Armament is particularly draining on a country because it monopolizes a huge portion
of a countrys budget, making less money available for programs for the social welfare of
a countrys citizens. The UN has seen a correlation between disarmament and
development, even though the decrease in spending on military does not directly
translate into more funds available for development programs.
The pilot Weapons for Development project in Albania shows progress of developing a
program to collect weapons, while assisting in the building of infrastructure in a
developing country. Though this program does not fit all situations in all circumstances,
it can be considered as a base model for further developments. We would like to see
more pilot programs like this one started in countries with similar problems.
Disarmament, unfortunately, has the short-term consequence of high unemployment as
the in-country military-dependant businesses close.

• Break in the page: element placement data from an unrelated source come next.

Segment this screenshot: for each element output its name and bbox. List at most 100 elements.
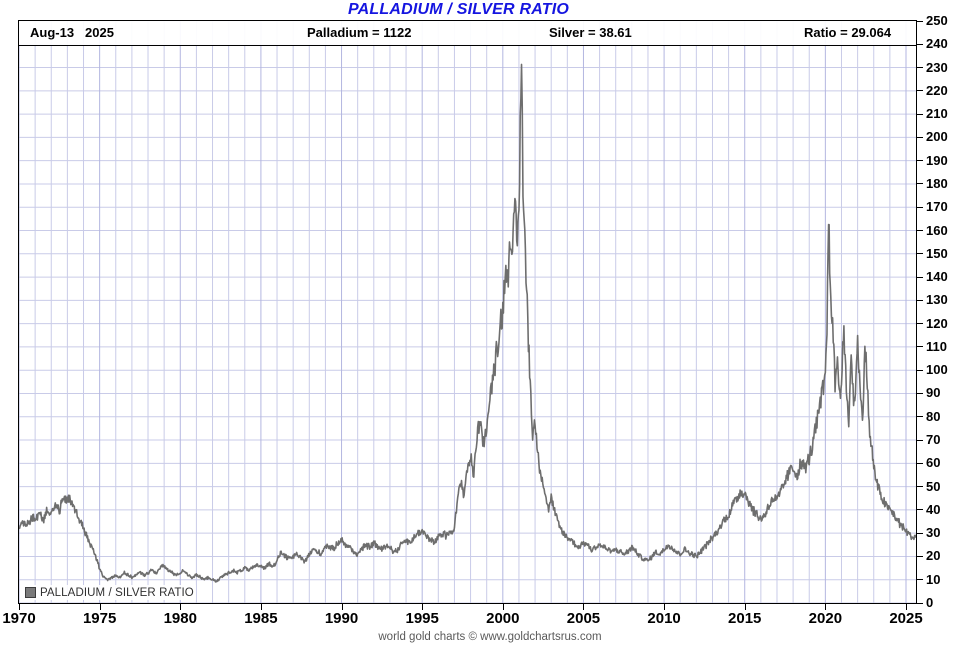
- y-tick-label: 210: [926, 106, 948, 122]
- y-tick-40: 40: [917, 503, 940, 516]
- x-axis: 1970 1975 1980 1985 1990 1995 2000 2005 2010 2015…: [2, 604, 923, 634]
- x-tick-label-2000: 2000: [486, 610, 520, 627]
- y-tick-90: 90: [917, 385, 941, 401]
- y-tick-mark: [917, 20, 923, 22]
- y-tick-30: 30: [917, 525, 941, 541]
- y-tick-label: 50: [926, 478, 941, 494]
- y-tick-mark: [917, 439, 923, 441]
- y-tick-label: 150: [926, 245, 948, 261]
- y-tick-200: 200: [917, 130, 948, 143]
- y-tick-mark: [917, 509, 923, 511]
- x-tick-label-1990: 1990: [324, 610, 359, 627]
- x-tick-label-2015: 2015: [728, 610, 762, 627]
- y-tick-mark: [917, 230, 923, 232]
- info-palladium-price: Palladium = 1122: [307, 25, 412, 40]
- footer-credit: world gold charts © www.goldchartsrus.co…: [378, 631, 602, 643]
- y-tick-mark: [917, 253, 923, 255]
- x-tick-mark: [341, 604, 343, 610]
- x-tick-label-2025: 2025: [889, 610, 923, 627]
- y-tick-240: 240: [917, 36, 948, 52]
- y-tick-label: 20: [926, 548, 941, 564]
- y-tick-label: 130: [926, 292, 948, 308]
- y-tick-120: 120: [917, 315, 948, 331]
- legend-label: PALLADIUM / SILVER RATIO: [40, 586, 194, 599]
- x-tick-mark: [180, 604, 182, 610]
- y-tick-label: 250: [926, 13, 948, 28]
- y-tick-label: 60: [926, 455, 941, 471]
- y-tick-label: 120: [926, 315, 948, 331]
- x-tick-mark: [744, 604, 746, 610]
- y-tick-label: 180: [926, 175, 948, 191]
- y-tick-label: 220: [926, 82, 948, 98]
- y-tick-label: 10: [926, 571, 941, 587]
- x-tick-mark: [664, 604, 666, 610]
- page-title: PALLADIUM / SILVER RATIO: [347, 1, 570, 18]
- y-tick-160: 160: [917, 222, 948, 238]
- y-tick-0: 0: [917, 595, 934, 610]
- y-tick-150: 150: [917, 245, 948, 261]
- y-tick-mark: [917, 416, 923, 418]
- y-tick-70: 70: [917, 432, 941, 448]
- y-tick-250: 250: [917, 13, 948, 28]
- y-tick-80: 80: [917, 408, 941, 424]
- y-tick-label: 170: [926, 199, 948, 215]
- info-year: 2025: [85, 25, 114, 40]
- y-tick-label: 110: [926, 338, 947, 354]
- y-tick-100: 100: [917, 362, 948, 378]
- info-silver-price: Silver = 38.61: [549, 25, 632, 40]
- y-tick-180: 180: [917, 175, 948, 191]
- y-tick-230: 230: [917, 59, 948, 75]
- y-tick-label: 30: [926, 525, 941, 541]
- y-tick-label: 100: [926, 362, 948, 378]
- y-tick-mark: [917, 346, 923, 348]
- y-tick-label: 140: [926, 269, 948, 285]
- y-tick-mark: [917, 579, 923, 581]
- y-tick-mark: [917, 323, 923, 325]
- x-tick-label-1985: 1985: [244, 610, 278, 627]
- y-tick-label: 0: [926, 595, 934, 610]
- y-tick-label: 80: [926, 408, 941, 424]
- y-tick-210: 210: [917, 106, 948, 122]
- y-tick-190: 190: [917, 152, 948, 168]
- y-tick-170: 170: [917, 199, 948, 215]
- y-tick-mark: [917, 462, 923, 464]
- y-tick-mark: [917, 602, 923, 604]
- y-tick-20: 20: [917, 548, 941, 564]
- y-axis: 0 10 20 30 40 50 60 70 80 90 100 110 120 130 140 150 160…: [917, 14, 980, 609]
- y-tick-mark: [917, 67, 923, 69]
- x-tick-mark: [99, 604, 101, 610]
- x-tick-label-1975: 1975: [82, 610, 117, 627]
- x-tick-label-1995: 1995: [405, 610, 439, 627]
- x-tick-label-2005: 2005: [566, 610, 601, 627]
- y-tick-label: 160: [926, 222, 948, 238]
- y-tick-label: 240: [926, 36, 948, 52]
- y-tick-220: 220: [917, 82, 948, 98]
- x-tick-mark: [422, 604, 424, 610]
- x-tick-label-2010: 2010: [647, 610, 681, 627]
- plot-area: Aug-13 2025 Palladium = 1122 Silver = 38…: [18, 20, 917, 604]
- y-tick-mark: [917, 299, 923, 301]
- y-tick-mark: [917, 183, 923, 185]
- y-tick-mark: [917, 136, 923, 138]
- y-tick-mark: [917, 369, 923, 371]
- y-tick-50: 50: [917, 478, 941, 494]
- info-header-band: Aug-13 2025 Palladium = 1122 Silver = 38…: [19, 21, 916, 46]
- x-tick-label-1970: 1970: [2, 610, 36, 627]
- y-tick-label: 90: [926, 385, 941, 401]
- y-tick-mark: [917, 532, 923, 534]
- y-tick-mark: [917, 206, 923, 208]
- y-tick-label: 70: [926, 432, 941, 448]
- legend-swatch-icon: [25, 587, 36, 598]
- y-tick-label: 230: [926, 59, 948, 75]
- y-tick-label: 190: [926, 152, 948, 168]
- y-tick-mark: [917, 160, 923, 162]
- chart-legend: PALLADIUM / SILVER RATIO: [23, 585, 196, 600]
- y-tick-mark: [917, 276, 923, 278]
- x-tick-mark: [502, 604, 504, 610]
- info-date: Aug-13: [30, 25, 75, 40]
- y-tick-mark: [917, 392, 923, 394]
- x-tick-mark: [583, 604, 585, 610]
- x-tick-label-1980: 1980: [163, 610, 197, 627]
- chart-gridlines: [19, 21, 916, 603]
- y-tick-mark: [917, 43, 923, 45]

To combat this problem, we would
support the UN in the formulation of programs to encourage the creation of nonmilitary dependent industries. Included in these programs should be funds for loans to
people so they can start their own businesses and entrepreneurship classes so people
can learn about what it takes to manage a business. In some countries, the level of
fighting is or was very high, and the combatants have or will have a difficult time
readapting to society. We would the support the UN in the creation of programs to help
incorporate military personnel into mainstream society.
II. Assistance to States in Small Arms Transfers
We strongly agree with the Secretary General in that there is no higher goal than
preventing armed conflict. We regret the violent acts that have submerged peoples in
fratricidal conflicts for years, as our esteemed President Hugo Chavez Frias has

declared in a speech to the General Assembly. Unfortunately, the number of suppliers of

small arms and the number of conflicts around the world are growing as ethnic tensions
rise, leading to a deadly combination. Easy access to weapons leads to violence
undermining state authority as the opposition arms itself. We recognize the urgency of
slowing the transfers of small arms. However, reductions in small arms transfers is an
issue that affects states national security, which has continued to slow discussions at the
UN Conference on Disarmament.
The members of the United Nations have tried to steer countries away from costly
security policies towards disarmament. UN resolutions have created the UN Register of
Conventional Arms, which asks for notification when weapons are destroyed or
transferred in large numbers. Unfortunately, not all countries have notified the register,
and it is losing clout in the international arena. We would like to see more funds
earmarked for decreasing the arms trade by putting resources towards incentives for
developing nations that have found it so hard to find security.
Because we do not have much of an internal problem with arms transfers, illicit or
otherwise, we would prefer to ask states affected what they think would be the best way
to improve the situation, since they are the most involved and have the most at stake.
We are waiting to see the recommendations offered by the Group of Governmental
Experts on Small Arms, but in the mean time, the UN should assist states that ask for
help in curbing illicit arms transfers. Maintaining security while stopping illegal arms is
a problem the UN needs to confront. One solution is to foster collective security
programs between states with similar strategic interests.
One of the root causes of internal conflict in states that leads to proliferation of small
arms is the lack of economic opportunities within a country. We would support the UN
in the creation of programs to foster economic growth, and the cancellation of debt for
heavily indebted countries when they register arms transfers, for example, so they can
focus their available resources to their people and not their interest payments.